En conclusion, l'expérience menée dans le cadre du « Petit Cartulaire » de Saint-Arnoul, d'abord liée à des motifs de recherche et non de commercialisation ou de conservation, nous paraît rentable, ne serait-ce que du point de vue de la facilité de consultation des documents, même s'il faudra un jour se poser la question de la propriété juridique de telles images et de leurs transformations. Sinon, la perte de temps et d'énergie occasionnée par la numérisation est rapidement amortie par la convivialité de l'utilisation, la possi-bilité d'enquêtes comparatives sur de larges corpus, les avantages qu'offrent les fonctions d'édition et les facilités pédagogiques que permettent les outils multimédias. Évidemment, toutes ces entreprises ne doivent pas occulter le travail fondamental de réflexion et de critique érudite qui demeure intimement lié aux capacités personnelles en paléographie, en diplomatique et en histoire de celui qui est assis devant l'ordinateur.
1 . Le « Petit Cartulaire » a été ainsi nommé en référence au « Grand Cartulaire » daté de 1762 (Metz, Bibl. mun., 1088).

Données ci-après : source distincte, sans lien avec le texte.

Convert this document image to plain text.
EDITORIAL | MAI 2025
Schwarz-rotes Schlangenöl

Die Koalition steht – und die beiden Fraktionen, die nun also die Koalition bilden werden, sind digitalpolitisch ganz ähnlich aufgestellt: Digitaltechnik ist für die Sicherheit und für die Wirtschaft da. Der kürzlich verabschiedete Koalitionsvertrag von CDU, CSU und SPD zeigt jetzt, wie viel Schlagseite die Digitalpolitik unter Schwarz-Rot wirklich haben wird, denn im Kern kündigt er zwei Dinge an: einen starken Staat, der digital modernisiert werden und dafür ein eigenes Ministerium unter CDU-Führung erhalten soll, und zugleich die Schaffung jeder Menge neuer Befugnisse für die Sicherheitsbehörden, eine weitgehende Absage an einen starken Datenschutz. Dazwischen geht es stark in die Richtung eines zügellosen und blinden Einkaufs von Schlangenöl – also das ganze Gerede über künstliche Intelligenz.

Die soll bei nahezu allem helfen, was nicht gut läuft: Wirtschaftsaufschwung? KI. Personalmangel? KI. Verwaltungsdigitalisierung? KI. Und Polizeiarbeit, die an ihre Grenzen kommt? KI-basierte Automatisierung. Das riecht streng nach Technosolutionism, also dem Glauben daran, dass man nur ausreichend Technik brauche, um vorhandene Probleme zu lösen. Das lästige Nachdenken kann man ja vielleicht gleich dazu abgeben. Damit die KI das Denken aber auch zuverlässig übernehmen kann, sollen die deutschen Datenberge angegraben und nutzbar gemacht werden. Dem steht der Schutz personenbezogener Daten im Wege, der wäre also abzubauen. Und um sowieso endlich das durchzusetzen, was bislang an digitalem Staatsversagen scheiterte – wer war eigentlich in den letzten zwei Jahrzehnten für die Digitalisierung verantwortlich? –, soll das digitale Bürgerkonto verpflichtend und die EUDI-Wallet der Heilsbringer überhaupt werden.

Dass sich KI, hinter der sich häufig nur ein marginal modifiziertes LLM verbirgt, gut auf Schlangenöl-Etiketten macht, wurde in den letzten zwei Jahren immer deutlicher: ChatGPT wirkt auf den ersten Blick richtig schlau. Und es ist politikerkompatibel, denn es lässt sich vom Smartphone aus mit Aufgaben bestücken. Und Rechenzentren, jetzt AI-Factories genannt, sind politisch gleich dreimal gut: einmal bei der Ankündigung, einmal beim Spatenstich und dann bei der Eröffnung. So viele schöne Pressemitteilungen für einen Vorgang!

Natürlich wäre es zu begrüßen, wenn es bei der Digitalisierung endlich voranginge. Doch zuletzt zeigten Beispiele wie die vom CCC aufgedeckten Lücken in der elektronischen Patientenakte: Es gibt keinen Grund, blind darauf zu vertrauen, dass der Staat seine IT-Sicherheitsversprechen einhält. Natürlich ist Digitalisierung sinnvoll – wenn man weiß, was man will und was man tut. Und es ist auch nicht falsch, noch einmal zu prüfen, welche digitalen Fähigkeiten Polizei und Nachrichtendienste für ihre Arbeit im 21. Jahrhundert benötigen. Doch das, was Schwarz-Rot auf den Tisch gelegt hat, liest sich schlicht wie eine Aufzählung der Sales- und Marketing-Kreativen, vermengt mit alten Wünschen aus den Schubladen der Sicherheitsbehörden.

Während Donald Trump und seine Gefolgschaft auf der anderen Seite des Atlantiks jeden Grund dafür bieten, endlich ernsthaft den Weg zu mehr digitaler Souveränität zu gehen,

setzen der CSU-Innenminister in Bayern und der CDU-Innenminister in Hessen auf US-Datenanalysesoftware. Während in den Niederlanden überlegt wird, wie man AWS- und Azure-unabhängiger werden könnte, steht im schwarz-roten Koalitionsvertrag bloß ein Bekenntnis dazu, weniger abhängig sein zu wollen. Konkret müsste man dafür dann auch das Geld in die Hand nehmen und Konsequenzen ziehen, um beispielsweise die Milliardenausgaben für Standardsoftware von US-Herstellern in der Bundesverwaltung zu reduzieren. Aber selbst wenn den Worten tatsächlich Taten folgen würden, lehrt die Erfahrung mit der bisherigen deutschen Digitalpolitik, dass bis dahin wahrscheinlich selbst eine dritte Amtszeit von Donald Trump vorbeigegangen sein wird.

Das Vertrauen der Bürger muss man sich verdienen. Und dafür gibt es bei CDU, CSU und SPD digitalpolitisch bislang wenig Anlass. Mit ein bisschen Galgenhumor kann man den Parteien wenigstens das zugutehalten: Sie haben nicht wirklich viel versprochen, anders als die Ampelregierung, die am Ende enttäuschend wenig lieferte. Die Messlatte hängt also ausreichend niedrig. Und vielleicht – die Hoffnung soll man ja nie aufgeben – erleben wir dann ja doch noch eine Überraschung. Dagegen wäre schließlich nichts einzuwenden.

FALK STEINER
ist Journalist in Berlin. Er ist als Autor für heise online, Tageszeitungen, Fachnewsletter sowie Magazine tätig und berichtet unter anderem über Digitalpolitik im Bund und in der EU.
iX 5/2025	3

Le microfilm utilisé pour la numérisation a été fait d'après le ms. 107 de la bibliothèque de Clervaux (Luxembourg). Michèle Gaillard m'a assisté dans la préparation et le traitement des images en vue du montage final. Sur la tradition du « Petit Cartulaire », cf. Michèle Gaillard, « Le "Petit cartulaire'' de Saint-Arnoul », à paraître dans Bulletin de la Société nationale des antiquaires de France ; P. Salmon O.S.B., « Les mss du "Petit cartulaire'' de l'abbaye Saint-Arnould de Metz », dans Revue bénédictine, t. 44, 1932, p. 260-262.